Recklinghausen. .
Eine Patientin, die infolge ständiger Bauchschmerzen zum Arzt kommt; eine andere, die von ihrem Psychotherapeuten wegen anhaltender Angstschübe behandelt wird; eine dritte, der ein Zahn abgebrochen ist . . . All dies könnten Hinweise darauf sein, dass die betreffende Frau ein Opfer häuslicher Gewalt sei, sagt Ulrike Upmeier von der Frauenberatungsstelle Recklinghausen. Doch viel zu häufig noch bleibe erlebte Gewalt als Hintergrund gesundheitlicher Beschwerden unerkannt; auch werde sie „oftmals nur in bildungsfernen Schichten vermutet“, sagt Ulla Simon, die Gleichstellungsbeauftragte der Stadt.
Dabei gibt es häusliche Gewalt – also Gewalt innerhalb einer Beziehung von Erwachsenen – in jeder gesellschaftlichen Schicht.

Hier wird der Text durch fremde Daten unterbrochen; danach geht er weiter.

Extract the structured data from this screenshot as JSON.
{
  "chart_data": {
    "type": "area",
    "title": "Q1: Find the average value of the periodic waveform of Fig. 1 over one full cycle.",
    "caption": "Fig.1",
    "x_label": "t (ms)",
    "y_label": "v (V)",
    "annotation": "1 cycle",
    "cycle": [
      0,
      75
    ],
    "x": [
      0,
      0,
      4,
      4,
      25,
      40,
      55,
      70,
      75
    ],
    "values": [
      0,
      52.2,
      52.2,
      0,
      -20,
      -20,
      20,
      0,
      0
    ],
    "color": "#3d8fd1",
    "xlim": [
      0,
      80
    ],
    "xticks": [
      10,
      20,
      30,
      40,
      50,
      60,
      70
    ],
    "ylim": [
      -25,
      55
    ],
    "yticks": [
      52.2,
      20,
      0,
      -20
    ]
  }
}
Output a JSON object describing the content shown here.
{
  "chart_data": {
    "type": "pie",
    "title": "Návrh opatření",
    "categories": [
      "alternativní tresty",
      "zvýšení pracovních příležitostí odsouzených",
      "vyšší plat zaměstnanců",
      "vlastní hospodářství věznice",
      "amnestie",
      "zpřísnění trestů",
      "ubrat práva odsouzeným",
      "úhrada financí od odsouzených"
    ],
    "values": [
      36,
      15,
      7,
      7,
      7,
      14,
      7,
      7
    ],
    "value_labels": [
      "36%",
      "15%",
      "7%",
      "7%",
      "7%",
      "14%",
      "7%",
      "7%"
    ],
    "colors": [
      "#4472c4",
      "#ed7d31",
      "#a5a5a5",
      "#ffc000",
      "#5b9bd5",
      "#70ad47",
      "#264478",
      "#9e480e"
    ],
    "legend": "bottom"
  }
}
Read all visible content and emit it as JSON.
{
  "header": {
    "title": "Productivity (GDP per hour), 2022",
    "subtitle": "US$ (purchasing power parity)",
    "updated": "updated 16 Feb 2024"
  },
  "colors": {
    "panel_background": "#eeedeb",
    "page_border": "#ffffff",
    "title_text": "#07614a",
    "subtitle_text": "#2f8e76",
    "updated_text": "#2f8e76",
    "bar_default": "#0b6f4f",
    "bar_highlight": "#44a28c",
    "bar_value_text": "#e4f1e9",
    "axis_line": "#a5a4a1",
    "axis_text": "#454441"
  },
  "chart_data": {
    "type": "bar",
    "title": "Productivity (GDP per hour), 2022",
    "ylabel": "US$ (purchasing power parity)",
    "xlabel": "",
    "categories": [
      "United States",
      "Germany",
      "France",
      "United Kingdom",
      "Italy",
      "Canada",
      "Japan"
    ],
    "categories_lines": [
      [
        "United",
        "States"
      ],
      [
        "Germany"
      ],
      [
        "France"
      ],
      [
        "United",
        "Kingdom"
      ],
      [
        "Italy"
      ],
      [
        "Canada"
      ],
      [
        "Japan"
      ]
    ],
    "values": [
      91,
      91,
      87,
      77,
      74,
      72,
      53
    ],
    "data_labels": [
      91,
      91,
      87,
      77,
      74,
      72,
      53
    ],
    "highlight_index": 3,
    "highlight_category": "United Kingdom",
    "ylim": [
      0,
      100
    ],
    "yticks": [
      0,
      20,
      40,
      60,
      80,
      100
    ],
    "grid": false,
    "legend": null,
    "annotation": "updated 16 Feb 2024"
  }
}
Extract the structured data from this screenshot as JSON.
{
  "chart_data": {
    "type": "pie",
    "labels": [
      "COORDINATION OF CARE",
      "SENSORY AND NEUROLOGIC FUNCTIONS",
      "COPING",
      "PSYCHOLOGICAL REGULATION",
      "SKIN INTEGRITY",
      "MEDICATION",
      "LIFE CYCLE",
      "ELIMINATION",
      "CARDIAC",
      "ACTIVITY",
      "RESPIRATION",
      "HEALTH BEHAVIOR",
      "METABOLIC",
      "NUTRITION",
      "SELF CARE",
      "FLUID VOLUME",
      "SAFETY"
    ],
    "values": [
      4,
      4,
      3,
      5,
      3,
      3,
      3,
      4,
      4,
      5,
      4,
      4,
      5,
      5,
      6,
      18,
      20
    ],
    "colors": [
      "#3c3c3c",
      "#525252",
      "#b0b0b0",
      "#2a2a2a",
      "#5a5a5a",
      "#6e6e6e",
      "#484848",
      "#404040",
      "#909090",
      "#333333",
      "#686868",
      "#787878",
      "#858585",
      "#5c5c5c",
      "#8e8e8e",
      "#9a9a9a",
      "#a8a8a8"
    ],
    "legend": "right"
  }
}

Und zunehmend häufiger ist in den vergangenen Jahren in Recklinghausen die Polizei ausgerückt, um Betroffene vor Übergriffen zu schützen – allein 2010 insgesamt 227 Mal (Fallzahlen zum Vergleich: 2007 = 165; 2008 = 186; 2009 = 203).
Doch auch wenn die Sensibilität für die Problematik häuslicher Gewalt in den letzten Jahren gestiegen ist und damit die Bereitschaft zur Anzeige, wie Ulrike Upmeier angesichts dieser gestiegenen Fallzahlen anmerkt: Wenn die Polizei ins Spiel kommt, haben Gewaltopfer in den meisten Fällen schon eine lange Leidensgeschichte hinter sich. Sie wurden bedroht, psychisch erniedrigt, in die wirtschaftliche und gesellschaftliche Isolation gedrängt. Dann gab es eine erste Ohrfeige, eine zweite . . . „Viele Frauen“, so Ulrike Upmeier, „stecken über Jahre in einer Gewaltspirale.“ Und zunehmend mehr hinterlassen Misshandlungen ihre körperlichen und seelischen Spuren.
Doch wie lassen sich diese erkennen?
Nun: Eine Veranstaltung des Recklinghäuser Frauenforums am 19. Oktober im Prosper-Hospital soll (Zahn)-Ärzte, Therapeuten, Fachleute, aber auch interessierte Laien für Hinweise auf häusliche Gewalt sensibilisieren. Zudem sollen Handlungsstrategien bei häuslicher Gewalt thematisiert werden: Was ist im Verdachtsfalle mit der ärztlichen Schweigepflicht? Und welche Hilfen kann ich betroffenen Frauen anbieten – und das auch noch schnellstmöglich?
Ulrike Upmeier und Ulla Simon – beide Mitglieder des 2005 in Recklinghausen gegründeten Runden Tisches gegen häusliche Gewalt, dem auch eine Rechtsanwältin, Vertreter des Frauenhauses und eine Opferschutzbeauftragte der Polizei angehören – sagen, durch dieses Gremium sei die Vernetzung von Einrichtungen verbessert worden. Und dennoch erhoffen sich die beiden Frauen von der Veranstaltung am 19. Oktober weitere Impulse – auf dass Anzeichen häuslicher Gewalt von Ärzten, Therapeuten, uns allen, besser gedeutet werden und Betroffenen so (noch) schneller geholfen werden könne – falls diese Hilfe annehmen wollen. Denn bei allen denkbaren Hilfsangeboten für Gewaltopfer gelte: „Es darf nichts über den Kopf der betroffenen Frau hinweg passieren“, so Ulrike Upmeier.
Denn dann befände sie sich erneut in einer Opferrolle.